Nobody was surprised to learn that an Nvidia GPU-based system had the best performance per accelerator on every benchmark, at least in the “server” category.
Additionally, Nvidia introduced the Blackwell Ultra, which topped the rankings for the two biggest benchmarks, DeepSeek R1 reasoning and Lllama3.1-405B.
With a significantly larger memory capacity, twice the acceleration for attention layers, 1.5 times more AI compute, and faster memory and connectivity than the standard Blackwell, Blackwell Ultra is a more potent version of the Blackwell architecture. Like the two benchmarks it was tested on, it is designed for the more complex AI workloads.
Nvidia’s director of accelerated computing products, Dave Salvator, credits two significant adjustments for Blackwell Ultra’s success and the hardware enhancements.
The first is NVFP4, a proprietary 4-bit floating point number format from Nvidia. Salvator claims that while utilising much less processing power, “we can deliver comparable accuracy to formats like BF16.”
Disaggregated serving
“Disaggregated serving” is the second. According to the concept of disaggregated serving, the inference workload is divided into two primary components: generation/decoding, which involves actually calculating the output, and prefill, which consists of loading the query (“Please summarise this report.”) and its complete context window (the report) into the LLM.

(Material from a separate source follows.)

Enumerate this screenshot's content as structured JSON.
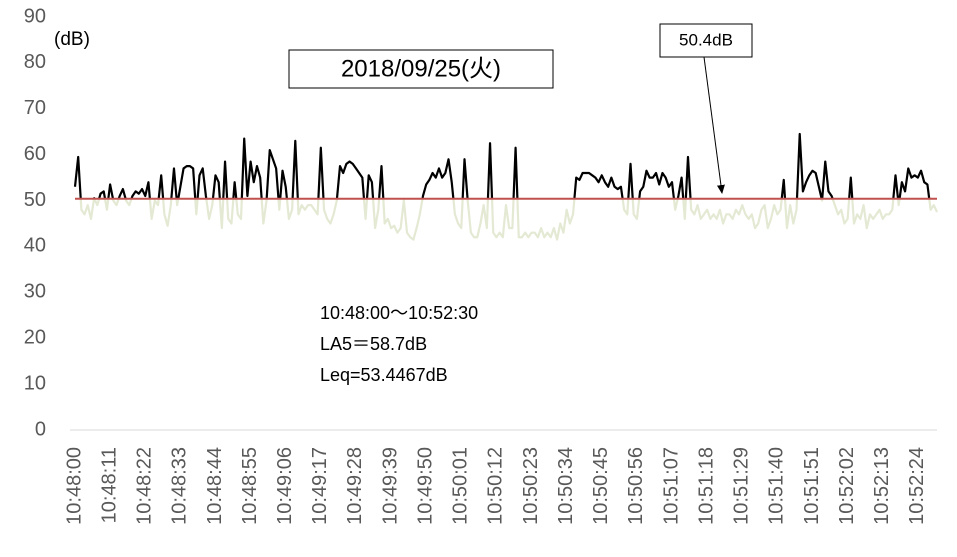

The requirements for these two stages are different. Prefill requires a lot of computation, but generation and decoding rely far more on memory bandwidth. Salvator claims that Nvidia attains a performance boost of almost 50% by allocating distinct sets of GPUs to the two different stages.
The MI355X, AMD’s newest accelerator chip, was released in July. The business only provided results in the “open” category, allowing model software modifications.
The MI355x has increased high-bandwidth memory and supports 4-bit floating point, just like the Blackwell Ultra. In the open Llama2.1-70B benchmark, the MI355X outperformed its predecessor, the MI325X, by a factor of 2.7, according to Mahesh Balasubramanian, senior director of data centre GPU product marketing at AMD.
AMD included systems with AMD MI300X and MI325X GPUs in its “closed” submissions. Based on expert testing and image generation benchmarks, the more sophisticated MI325X computer performed comparably to those constructed with Nvidia H200S on the Llama2-70 b.
The Llama2-70b benchmark was the first hybrid submission in this round, utilising both AMD MI300X and MI325X GPUs for the same inference task. Because new GPUs are released every year and the older models, which are widely used, are not going away, hybrid GPUs are crucial. One crucial step is to be able to distribute workloads among various GPU types.
Intel has maintained that machine learning can be done without a GPU. In fact, submissions that used Intel’s Xeon CPU trailed on the recommender system benchmark but still performed similarly to the Nvidia L4 on the object detection benchmark.
This time, an Intel GPU also appeared for the first time. In 2022, the Intel Arc Pro made its debut.
The MaxSun Intel Arc Pro B60 Dual 48G Turbo graphics card, which has two GPUs and 48 gigabytes of memory, was included in the MLPerf submission.
The system trailed Nvidia’s L40S on the Llama2-70b benchmark but performed similarly on the small LLM benchmark.